Moving house is hard enough. Moving towns is a right stinker.
So when I upped sticks last month and moved from Christchurch to Hokitika for work it was stressful, to say the least. As well as the normal moving chores, like sorting out leases and power accounts and the rest, there was the added pressure of 3 hours driving between the two houses.
Driving carloads of belongings, including a sulky cat, over the pass was tiring. Even just getting out of the roadwork-strewn Christchurch roads sent my blood pressure through the roof.
Your shoulders hurt, you're trying to remember whether you've left anything important behind, while navigating other drivers' "interesting" decisions. I really started to believe some drivers thought the centre-line was just a suggestion.
But no matter what kind of trip I'd had, there was a point when I'd well-and-truly reached the Coast and everything was right with the world.
Coming out of Kumara, past the start of the Coast to Coast, there's a sweeping bend to the left. You stop travelling west and instead start travelling south to Hokitika. The home stretch, if you will.
The first time I drove over to inspect my new home, I arrived at this spot right on sunset. If you haven't seen a West Coast sunset for a while, I recommend you book a road trip. To me, there's nothing like the sun setting over the ocean to put you in your place.
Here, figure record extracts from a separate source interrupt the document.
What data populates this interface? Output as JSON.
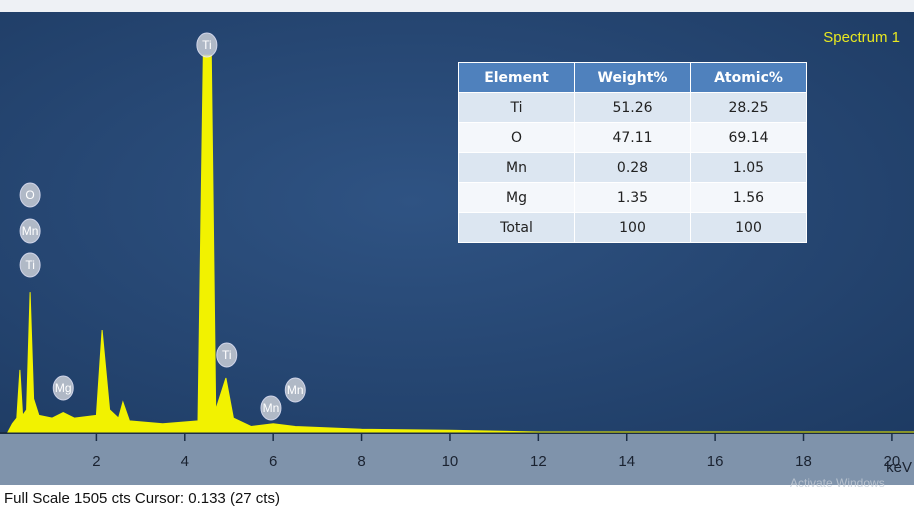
{
  "chart_data": {
    "type": "area",
    "title": "Spectrum 1",
    "x_label": "keV",
    "color": "#f2f200",
    "x": [
      0,
      0.1,
      0.2,
      0.27,
      0.33,
      0.42,
      0.5,
      0.58,
      0.7,
      1.0,
      1.25,
      1.5,
      2.0,
      2.13,
      2.3,
      2.5,
      2.6,
      2.75,
      3.5,
      4.3,
      4.42,
      4.6,
      4.7,
      4.93,
      5.1,
      5.5,
      6.0,
      6.5,
      8,
      10,
      12,
      20.5
    ],
    "values": [
      0,
      30,
      50,
      224,
      60,
      80,
      505,
      120,
      60,
      50,
      70,
      50,
      60,
      368,
      80,
      50,
      108,
      40,
      30,
      40,
      1360,
      1360,
      80,
      195,
      50,
      20,
      30,
      20,
      10,
      6,
      0,
      0
    ],
    "xlim": [
      0,
      20.5
    ],
    "xticks": [
      2,
      4,
      6,
      8,
      10,
      12,
      14,
      16,
      18,
      20
    ],
    "ylim": [
      0,
      1505
    ],
    "annotations": [
      {
        "text": "O",
        "x": 0.5
      },
      {
        "text": "Mn",
        "x": 0.5
      },
      {
        "text": "Ti",
        "x": 0.5
      },
      {
        "text": "Ti",
        "x": 4.5
      },
      {
        "text": "Mg",
        "x": 1.25
      },
      {
        "text": "Ti",
        "x": 4.95
      },
      {
        "text": "Mn",
        "x": 5.95
      },
      {
        "text": "Mn",
        "x": 6.5
      }
    ]
  },
  "table": {
    "header": [
      "Element",
      "Weight%",
      "Atomic%"
    ],
    "rows": [
      [
        "Ti",
        "51.26",
        "28.25"
      ],
      [
        "O",
        "47.11",
        "69.14"
      ],
      [
        "Mn",
        "0.28",
        "1.05"
      ],
      [
        "Mg",
        "1.35",
        "1.56"
      ],
      [
        "Total",
        "100",
        "100"
      ]
    ]
  },
  "status": "Full Scale 1505 cts Cursor: 0.133  (27 cts)",
  "watermark": "Activate Windows"
}
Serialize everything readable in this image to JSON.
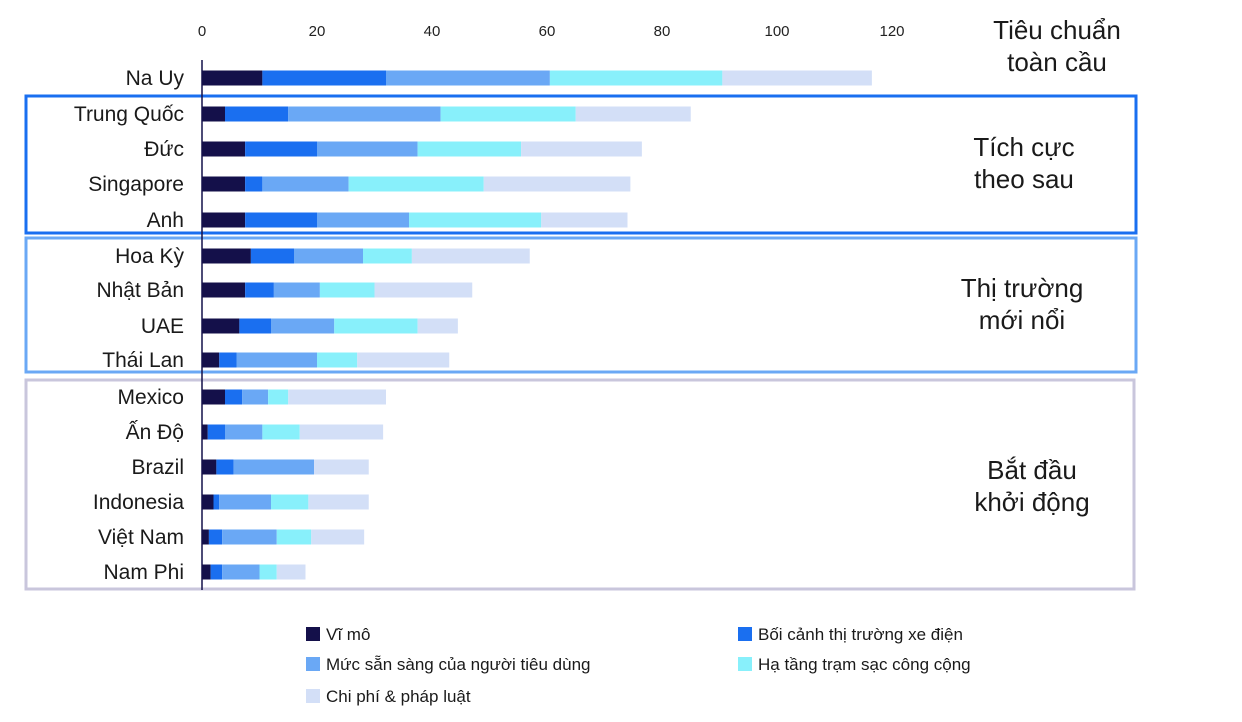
{
  "chart_data": {
    "type": "bar",
    "orientation": "horizontal",
    "stacked": true,
    "xlim": [
      0,
      120
    ],
    "xticks": [
      0,
      20,
      40,
      60,
      80,
      100,
      120
    ],
    "grid": false,
    "legend_position": "bottom",
    "categories": [
      "Na Uy",
      "Trung Quốc",
      "Đức",
      "Singapore",
      "Anh",
      "Hoa Kỳ",
      "Nhật Bản",
      "UAE",
      "Thái Lan",
      "Mexico",
      "Ấn Độ",
      "Brazil",
      "Indonesia",
      "Việt Nam",
      "Nam Phi"
    ],
    "series": [
      {
        "name": "Vĩ mô",
        "color": "#14104a",
        "values": [
          10.5,
          4,
          7.5,
          7.5,
          7.5,
          8.5,
          7.5,
          6.5,
          3,
          4,
          1,
          2.5,
          2,
          1.2,
          1.5
        ]
      },
      {
        "name": "Bối cảnh thị trường xe điện",
        "color": "#1a6ff0",
        "values": [
          21.5,
          11,
          12.5,
          3,
          12.5,
          7.5,
          5,
          5.5,
          3,
          3,
          3,
          3,
          1,
          2.3,
          2
        ]
      },
      {
        "name": "Mức sẵn sàng của người tiêu dùng",
        "color": "#6aa8f5",
        "values": [
          28.5,
          26.5,
          17.5,
          15,
          16,
          12,
          8,
          11,
          14,
          4.5,
          6.5,
          14,
          9,
          9.5,
          6.5
        ]
      },
      {
        "name": "Hạ tầng trạm sạc công cộng",
        "color": "#88f0fb",
        "values": [
          30,
          23.5,
          18,
          23.5,
          23,
          8.5,
          9.5,
          14.5,
          7,
          3.5,
          6.5,
          0,
          6.5,
          6,
          3
        ]
      },
      {
        "name": "Chi phí & pháp luật",
        "color": "#d3dff7",
        "values": [
          26,
          20,
          21,
          25.5,
          15,
          20.5,
          17,
          7,
          16,
          17,
          14.5,
          9.5,
          10.5,
          9.2,
          5
        ]
      }
    ],
    "groups": [
      {
        "label_lines": [
          "Tiêu chuẩn",
          "toàn cầu"
        ],
        "start": 0,
        "end": 0,
        "border": "none"
      },
      {
        "label_lines": [
          "Tích cực",
          "theo sau"
        ],
        "start": 1,
        "end": 4,
        "border": "#1a6ff0"
      },
      {
        "label_lines": [
          "Thị trường",
          "mới nổi"
        ],
        "start": 5,
        "end": 8,
        "border": "#6aa8f5"
      },
      {
        "label_lines": [
          "Bắt đầu",
          "khởi động"
        ],
        "start": 9,
        "end": 14,
        "border": "#c9c6dc"
      }
    ]
  }
}
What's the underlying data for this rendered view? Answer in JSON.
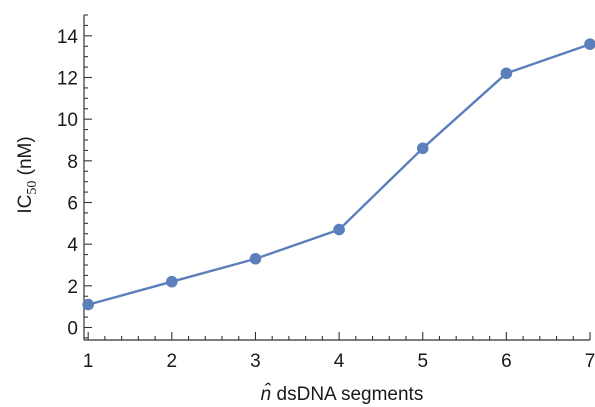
{
  "chart_data": {
    "type": "line",
    "x": [
      1,
      2,
      3,
      4,
      5,
      6,
      7
    ],
    "series": [
      {
        "values": [
          1.1,
          2.2,
          3.3,
          4.7,
          8.6,
          12.2,
          13.6
        ],
        "color": "#5b7fba"
      }
    ],
    "xlabel": {
      "prefix": "n̂",
      "rest": " dsDNA segments"
    },
    "ylabel": {
      "base": "IC",
      "sub": "50",
      "rest": " (nM)"
    },
    "xlim": [
      0.95,
      7.0
    ],
    "ylim": [
      -0.6,
      15.0
    ],
    "xticks_major": [
      1,
      2,
      3,
      4,
      5,
      6,
      7
    ],
    "yticks_major": [
      0,
      2,
      4,
      6,
      8,
      10,
      12,
      14
    ],
    "grid": false,
    "legend": "none"
  }
}
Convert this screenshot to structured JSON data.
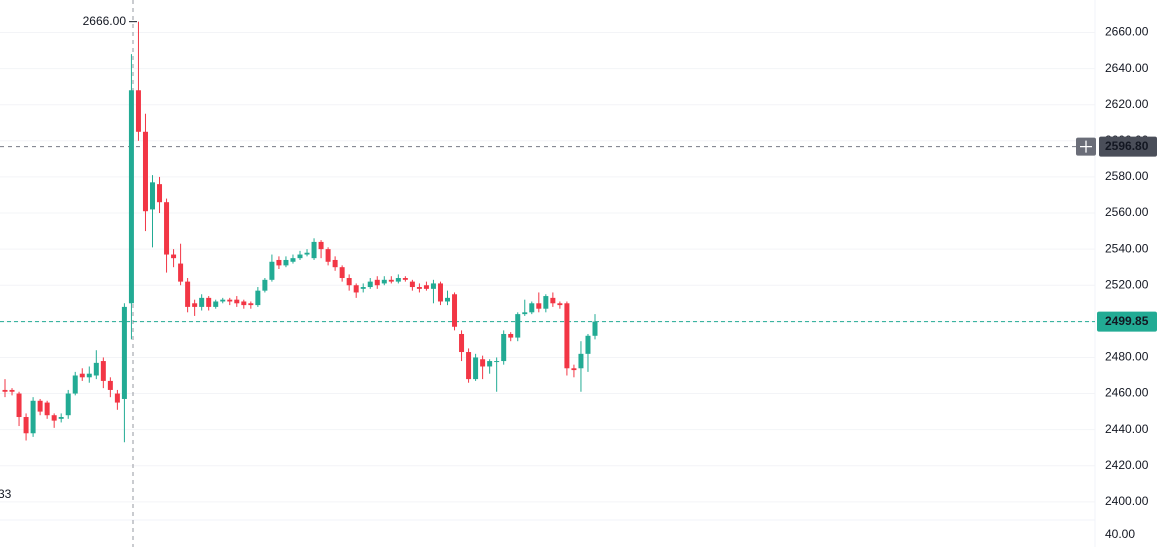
{
  "chart_data": {
    "type": "candlestick",
    "up_color": "#22ab94",
    "down_color": "#f23645",
    "ylim": [
      2375,
      2678
    ],
    "yticks": [
      {
        "value": 2400,
        "label": "2400.00"
      },
      {
        "value": 2420,
        "label": "2420.00"
      },
      {
        "value": 2440,
        "label": "2440.00"
      },
      {
        "value": 2460,
        "label": "2460.00"
      },
      {
        "value": 2480,
        "label": "2480.00"
      },
      {
        "value": 2500,
        "label": "2500.00"
      },
      {
        "value": 2520,
        "label": "2520.00"
      },
      {
        "value": 2540,
        "label": "2540.00"
      },
      {
        "value": 2560,
        "label": "2560.00"
      },
      {
        "value": 2580,
        "label": "2580.00"
      },
      {
        "value": 2600,
        "label": "2600.00"
      },
      {
        "value": 2620,
        "label": "2620.00"
      },
      {
        "value": 2640,
        "label": "2640.00"
      },
      {
        "value": 2660,
        "label": "2660.00"
      }
    ],
    "grid": true,
    "open": [
      2462,
      2462,
      2460,
      2447,
      2438,
      2456,
      2455,
      2448,
      2446,
      2448,
      2460,
      2471,
      2469,
      2470,
      2478,
      2467,
      2460,
      2457,
      2510,
      2628,
      2605,
      2562,
      2576,
      2566,
      2537,
      2532,
      2522,
      2510,
      2508,
      2513,
      2508,
      2511,
      2512,
      2512,
      2511,
      2510,
      2509,
      2517,
      2523,
      2534,
      2531,
      2533,
      2535,
      2537,
      2535,
      2544,
      2540,
      2534,
      2530,
      2524,
      2520,
      2518,
      2519,
      2523,
      2521,
      2523,
      2522,
      2524,
      2522,
      2519,
      2520,
      2518,
      2521,
      2511,
      2515,
      2493,
      2483,
      2468,
      2479,
      2475,
      2478,
      2478,
      2493,
      2491,
      2504,
      2505,
      2510,
      2507,
      2513,
      2510,
      2510,
      2474,
      2474,
      2482,
      2492
    ],
    "high": [
      2468,
      2463,
      2461,
      2449,
      2458,
      2457,
      2456,
      2449,
      2449,
      2462,
      2472,
      2474,
      2475,
      2484,
      2480,
      2469,
      2462,
      2510,
      2648,
      2666,
      2615,
      2581,
      2580,
      2568,
      2540,
      2543,
      2524,
      2512,
      2515,
      2514,
      2512,
      2513,
      2513,
      2514,
      2512,
      2511,
      2519,
      2524,
      2537,
      2536,
      2536,
      2537,
      2539,
      2540,
      2546,
      2545,
      2541,
      2536,
      2531,
      2526,
      2521,
      2521,
      2524,
      2525,
      2525,
      2525,
      2526,
      2525,
      2523,
      2521,
      2522,
      2523,
      2522,
      2517,
      2516,
      2495,
      2485,
      2482,
      2481,
      2479,
      2480,
      2495,
      2494,
      2505,
      2512,
      2511,
      2516,
      2515,
      2516,
      2511,
      2511,
      2476,
      2489,
      2493,
      2504
    ],
    "low": [
      2458,
      2459,
      2442,
      2434,
      2436,
      2448,
      2446,
      2441,
      2444,
      2446,
      2459,
      2467,
      2466,
      2468,
      2463,
      2458,
      2451,
      2433,
      2490,
      2600,
      2550,
      2541,
      2560,
      2527,
      2530,
      2520,
      2505,
      2503,
      2506,
      2506,
      2507,
      2510,
      2509,
      2508,
      2507,
      2507,
      2508,
      2516,
      2522,
      2529,
      2530,
      2532,
      2534,
      2536,
      2534,
      2535,
      2531,
      2528,
      2522,
      2517,
      2513,
      2516,
      2518,
      2518,
      2520,
      2521,
      2521,
      2522,
      2517,
      2516,
      2517,
      2510,
      2509,
      2509,
      2495,
      2478,
      2466,
      2467,
      2468,
      2471,
      2461,
      2476,
      2489,
      2489,
      2503,
      2504,
      2505,
      2505,
      2508,
      2507,
      2470,
      2469,
      2461,
      2472,
      2490
    ],
    "close": [
      2461,
      2461,
      2447,
      2438,
      2456,
      2450,
      2448,
      2445,
      2447,
      2460,
      2470,
      2469,
      2471,
      2477,
      2467,
      2462,
      2455,
      2508,
      2628,
      2605,
      2561,
      2577,
      2566,
      2537,
      2535,
      2522,
      2508,
      2508,
      2513,
      2508,
      2511,
      2512,
      2511,
      2510,
      2509,
      2509,
      2517,
      2523,
      2533,
      2531,
      2534,
      2535,
      2537,
      2538,
      2544,
      2540,
      2533,
      2530,
      2524,
      2520,
      2516,
      2519,
      2522,
      2520,
      2523,
      2522,
      2524,
      2523,
      2519,
      2518,
      2518,
      2521,
      2511,
      2513,
      2497,
      2483,
      2468,
      2480,
      2475,
      2478,
      2478,
      2493,
      2491,
      2504,
      2505,
      2510,
      2507,
      2514,
      2510,
      2509,
      2474,
      2473,
      2482,
      2492,
      2499.85
    ],
    "high_marker": {
      "value": 2666,
      "label": "2666.00"
    },
    "crosshair": {
      "value": 2596.8,
      "label": "2596.80"
    },
    "last_price": {
      "value": 2499.85,
      "label": "2499.85"
    },
    "lower_pane_tick": "40.00",
    "left_partial_label": "33"
  }
}
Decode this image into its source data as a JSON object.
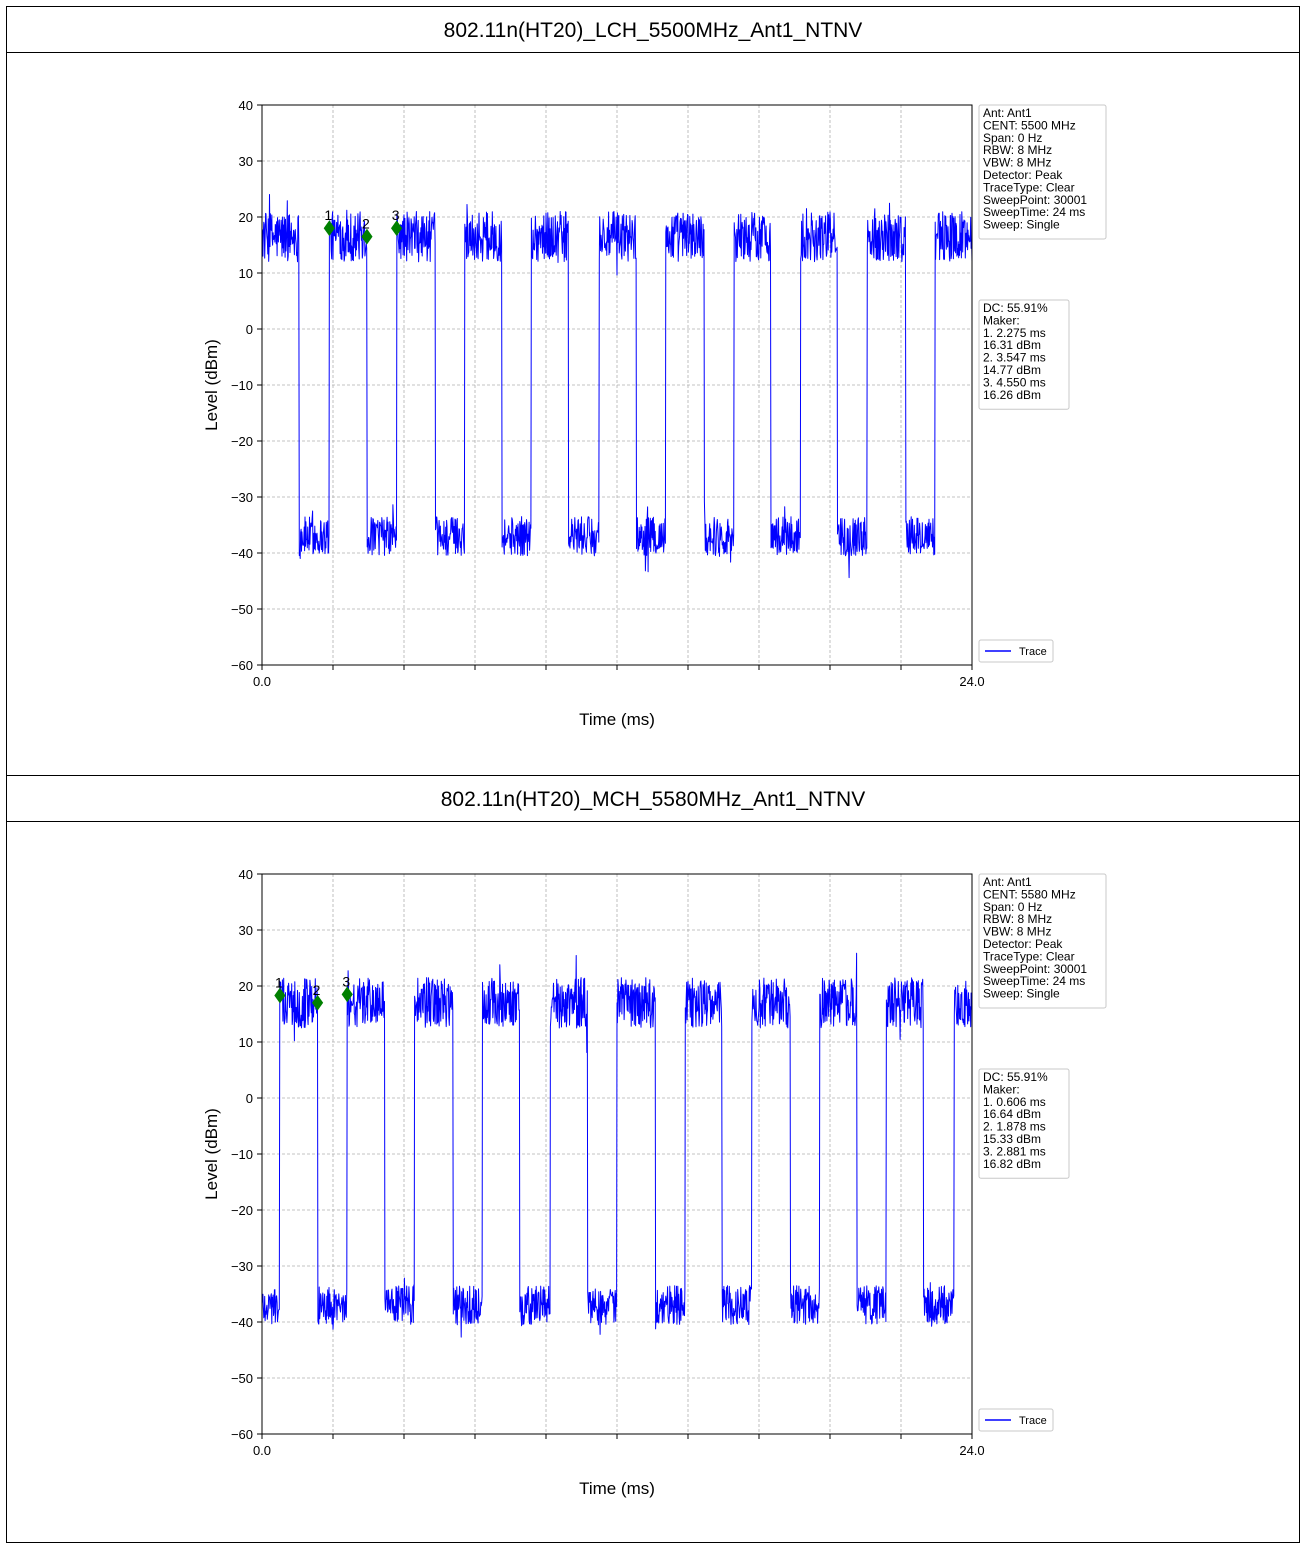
{
  "chart_data": [
    {
      "type": "line",
      "title": "802.11n(HT20)_LCH_5500MHz_Ant1_NTNV",
      "xlabel": "Time (ms)",
      "ylabel": "Level (dBm)",
      "xlim": [
        0,
        24.0
      ],
      "ylim": [
        -60,
        40
      ],
      "x_tick_labels": [
        "0.0",
        "24.0"
      ],
      "y_ticks": [
        40,
        30,
        20,
        10,
        0,
        -10,
        -20,
        -30,
        -40,
        -50,
        -60
      ],
      "y_tick_labels": [
        "40",
        "30",
        "20",
        "10",
        "0",
        "−10",
        "−20",
        "−30",
        "−40",
        "−50",
        "−60"
      ],
      "grid": true,
      "series": [
        {
          "name": "Trace",
          "color": "#0000ff"
        }
      ],
      "bursts_on_ms": [
        [
          0,
          1.25
        ],
        [
          2.27,
          3.55
        ],
        [
          4.55,
          5.85
        ],
        [
          6.85,
          8.1
        ],
        [
          9.1,
          10.35
        ],
        [
          11.4,
          12.65
        ],
        [
          13.65,
          14.95
        ],
        [
          15.95,
          17.2
        ],
        [
          18.2,
          19.45
        ],
        [
          20.45,
          21.75
        ],
        [
          22.75,
          24.0
        ]
      ],
      "on_level_dbm": 16.5,
      "off_level_dbm": -37,
      "legend_position": "lower-right",
      "info_lines": [
        "Ant: Ant1",
        "CENT: 5500 MHz",
        "Span: 0 Hz",
        "RBW: 8 MHz",
        "VBW: 8 MHz",
        "Detector: Peak",
        "TraceType: Clear",
        "SweepPoint: 30001",
        "SweepTime: 24 ms",
        "Sweep: Single"
      ],
      "marker_lines": [
        "DC: 55.91%",
        "Maker:",
        "1. 2.275 ms",
        "      16.31 dBm",
        "2. 3.547 ms",
        "      14.77 dBm",
        "3. 4.550 ms",
        "      16.26 dBm"
      ],
      "markers": [
        {
          "label": "1",
          "x": 2.275,
          "y": 18.0
        },
        {
          "label": "2",
          "x": 3.547,
          "y": 16.5
        },
        {
          "label": "3",
          "x": 4.55,
          "y": 18.0
        }
      ],
      "marker_color": "#008000"
    },
    {
      "type": "line",
      "title": "802.11n(HT20)_MCH_5580MHz_Ant1_NTNV",
      "xlabel": "Time (ms)",
      "ylabel": "Level (dBm)",
      "xlim": [
        0,
        24.0
      ],
      "ylim": [
        -60,
        40
      ],
      "x_tick_labels": [
        "0.0",
        "24.0"
      ],
      "y_ticks": [
        40,
        30,
        20,
        10,
        0,
        -10,
        -20,
        -30,
        -40,
        -50,
        -60
      ],
      "y_tick_labels": [
        "40",
        "30",
        "20",
        "10",
        "0",
        "−10",
        "−20",
        "−30",
        "−40",
        "−50",
        "−60"
      ],
      "grid": true,
      "series": [
        {
          "name": "Trace",
          "color": "#0000ff"
        }
      ],
      "bursts_on_ms": [
        [
          0.6,
          1.88
        ],
        [
          2.88,
          4.15
        ],
        [
          5.15,
          6.45
        ],
        [
          7.45,
          8.7
        ],
        [
          9.75,
          11.0
        ],
        [
          12.0,
          13.3
        ],
        [
          14.3,
          15.55
        ],
        [
          16.55,
          17.85
        ],
        [
          18.85,
          20.1
        ],
        [
          21.1,
          22.35
        ],
        [
          23.4,
          24.0
        ]
      ],
      "on_level_dbm": 17.0,
      "off_level_dbm": -37,
      "legend_position": "lower-right",
      "info_lines": [
        "Ant: Ant1",
        "CENT: 5580 MHz",
        "Span: 0 Hz",
        "RBW: 8 MHz",
        "VBW: 8 MHz",
        "Detector: Peak",
        "TraceType: Clear",
        "SweepPoint: 30001",
        "SweepTime: 24 ms",
        "Sweep: Single"
      ],
      "marker_lines": [
        "DC: 55.91%",
        "Maker:",
        "1. 0.606 ms",
        "      16.64 dBm",
        "2. 1.878 ms",
        "      15.33 dBm",
        "3. 2.881 ms",
        "      16.82 dBm"
      ],
      "markers": [
        {
          "label": "1",
          "x": 0.606,
          "y": 18.3
        },
        {
          "label": "2",
          "x": 1.878,
          "y": 17.0
        },
        {
          "label": "3",
          "x": 2.881,
          "y": 18.5
        }
      ],
      "marker_color": "#008000"
    }
  ]
}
I hauled over to the side of the road to take photos. Deer in a nearby paddock inspected me lazily. I couldn't believe the drivers whizzing past, ignoring the sight.
When I'd taken my fair share of pictures, I leaned back against the car and just looked. It gave me a moment to catch my breath and realise what I was leaving behind (my friends, the newsroom, my beloved Christchurch - home for 11 years) and what I was gaining. The sunsets being just one part of West Coast life I could get used to.
On subsequent trips, that spot has become the marker to show I'm nearly there. I heave a sigh, my shoulders relax a little and I take a beat to enjoy the vista. If I'm particularly wound-up or the view is especially spectacular, I pull over again to admire it.
I'm certain if asked again in a few months, I'll have dozens of favourite places over here. But right now, at that sweeping bend, watching the sun bounce its last rays off the ocean, this homesick Cantabrian feels at home.